Il en tomba d’accord.

— (138a) Quoi donc ! ajoutai-je, un homme qui ne distinguerait pas les hommes bons d’avec les médians, n’ignorerait-il pas s’il est lui-même bon ou méchant, puisque enfin il est homme aussi?

— Cela est vrai, me dit-il.

— Ne se pas connaître soi-même, est-ce être sage ou fou?

— C’est être fou.

— Et par conséquent, continuai-je, se connaître soi-même, c’est être sage?

— Oui.

— Ainsi, à ce qu’il paraît, l’inscription du temple de Delphes est une exhortation à la sagesse et à la justice?

— A ce qu’il paraît.

— Mais n’est-ce pas précisément la justice qui enseigne à bien châtier?

— Oui. (138b) Mais si c’est la justice qui enseigne à bien châtier, n’est-ce pas la sagesse qui nous fait connaître et nous-mêmes et les autres?

— Il paraît, répondit-il.

— Ainsi, la justice et la sagesse ne sont que la même chose?

— Cela est évident.

— Et ce qui constitue la bonne police d’un état, c’est la punition des méchants?

— Tu dis vrai.

— Et c’est là ce qu’on appelle la politique?

— Il en convint.

— Quand un homme, dis-je, gouverne bien un état, ne lui donne-t-on pas le nom de roi?

— Sans doute.

— L’art par lequel il gouverne est donc l’art royal?

— Oui.

— Et cet art n’est-ce pas le même que ceux dont nous venons de parler tout à l’heure?

— Il me semble.

— (138c) Quand un particulier gouverne bien sa maison, quel nom lui donne-t-on ? ne l’appelle-t-on pas un bon économe, un bon maître?

— Oui.

— Par quel art gouverne-t-il si bien sa maison ? n’est-ce pas l’art de la justice?

— Assurément.

— Il me semble donc que roi, politique, économe, maître, juste et sage, ne sont qu’une même chose ; et que la royauté, la politique, l’économie, la sagesse et la justice, ne sont qu’un seul et même art?

— Il paraît bien.

— (138d) Quoi donc ! continuai-je, quand un médecin parlera devant un philosophe de maladies, ou quand un artiste parlera de son art, il sera honteux au philosophe de ne pas entendre ce qu’ils diront, et de ne pouvoir dire son avis ; et quand un juge, un roi, ou un de ceux que nous avons nommés, viendra à parler devant lui, il ne sera pas honteux à ce philosophe de ne pouvoir ni les entendre, ni rien dire de lui-même?

— Comment ne serait-il pas honteux, Socrate, d’être réduit à se taire sur de pareilles choses?

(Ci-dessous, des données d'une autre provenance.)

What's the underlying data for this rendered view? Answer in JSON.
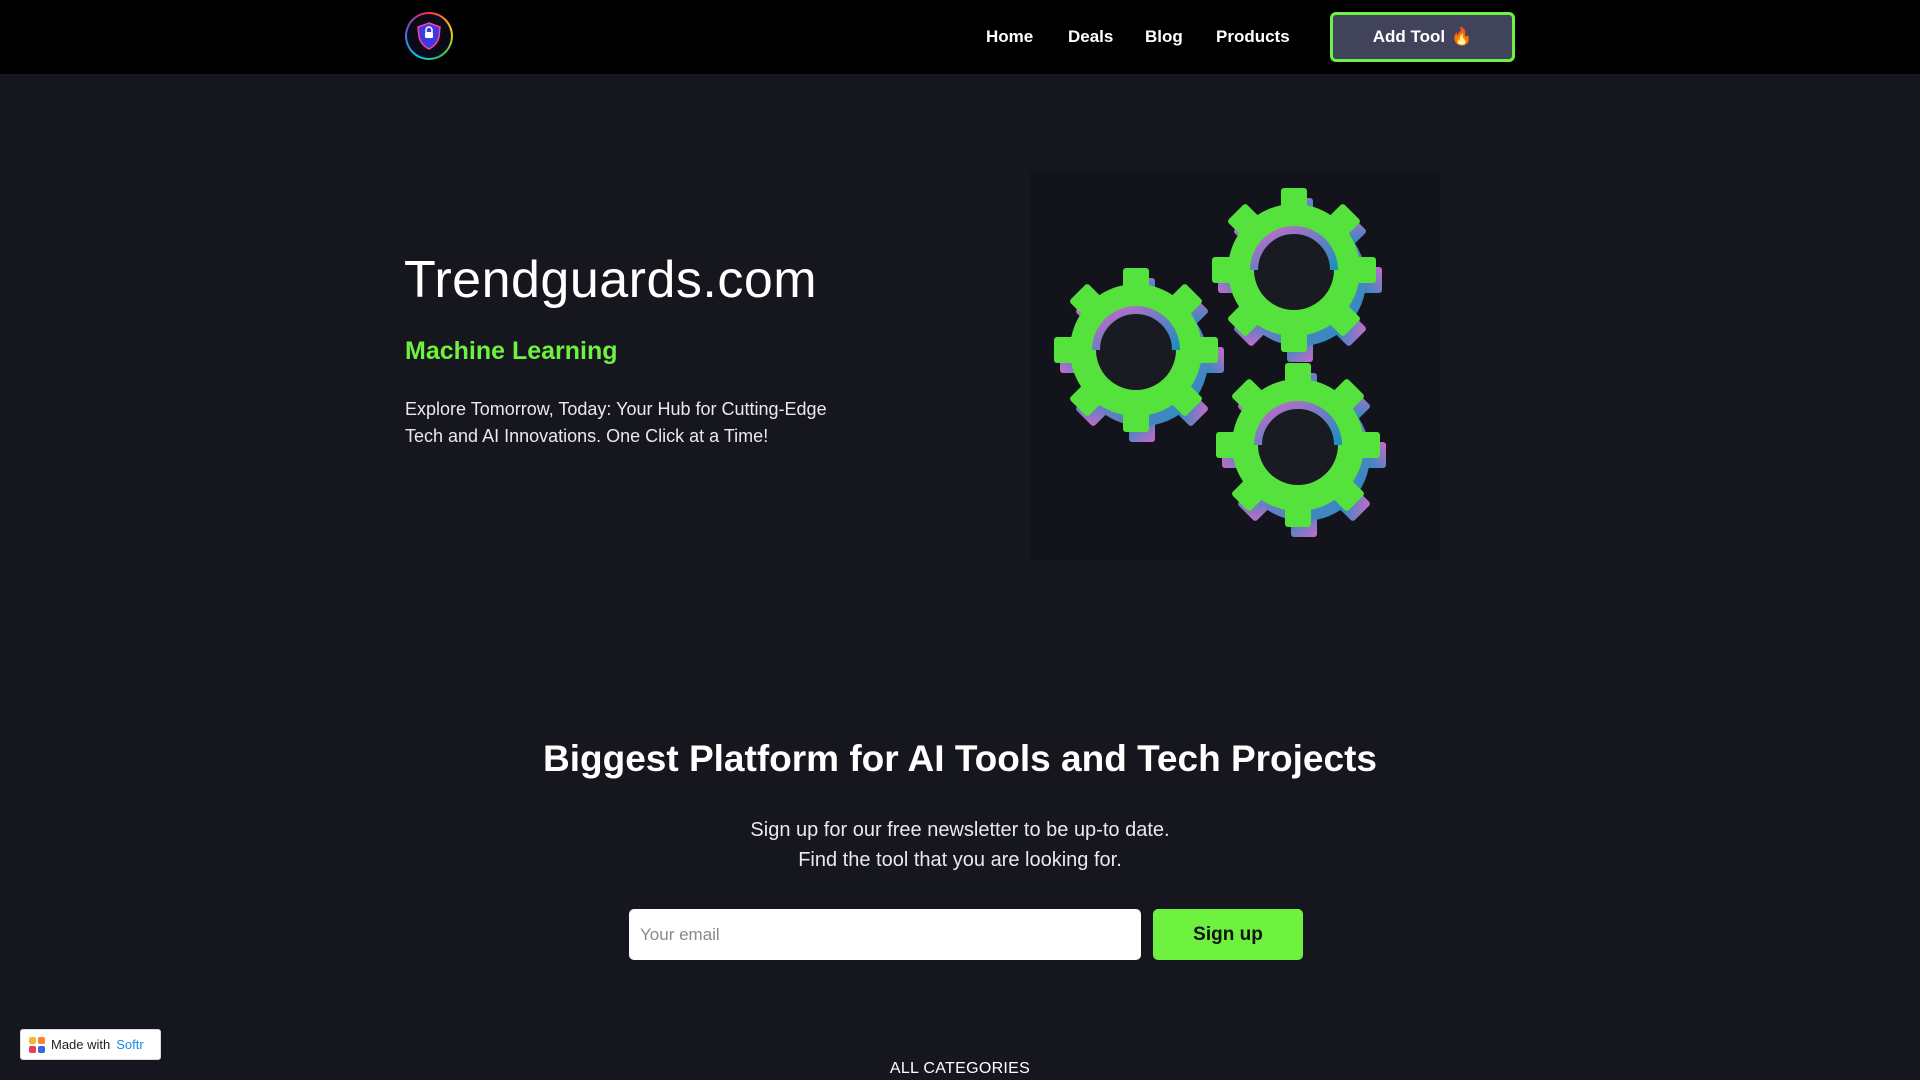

— (138e) Mais, repris-je, établirons-nous que sur ces choses le philosophe doit être un pentathle, au-dessous des maîtres et au second rang, c’est-à-dire toujours inutile, tant qu’il y aura des maîtres ? ou dirons-nous qu’il ne doit pas abandonner la conduite de sa maison à des mains étrangères et se tenir au second rang dans ce genre, mais qu’il doit savoir juger et châtier comme il faut, pour que sa maison aille bien?

Il en convint avec moi.

— Et puis, si ses amis le prennent pour arbitre, ou si la patrie l’appelle aux fonctions d’arbitre public ou de juge, ne sera-ce pas (139a) une honte pour lui de ne tenir alors que le second ou le troisième rang, au lieu d’être au premier?

— Il me semble, répondit-il.

— Il s’en faut donc de beaucoup, mon cher, que la philosophie consiste à tout apprendre et à s’appliquer à tous les arts.

A ces mots, le savant, confus de ce qu’il avait dit, ne sut que répondre ; et l’ignorant assura que j’avais raison. Tous les autres passèrent aussi de mon côté.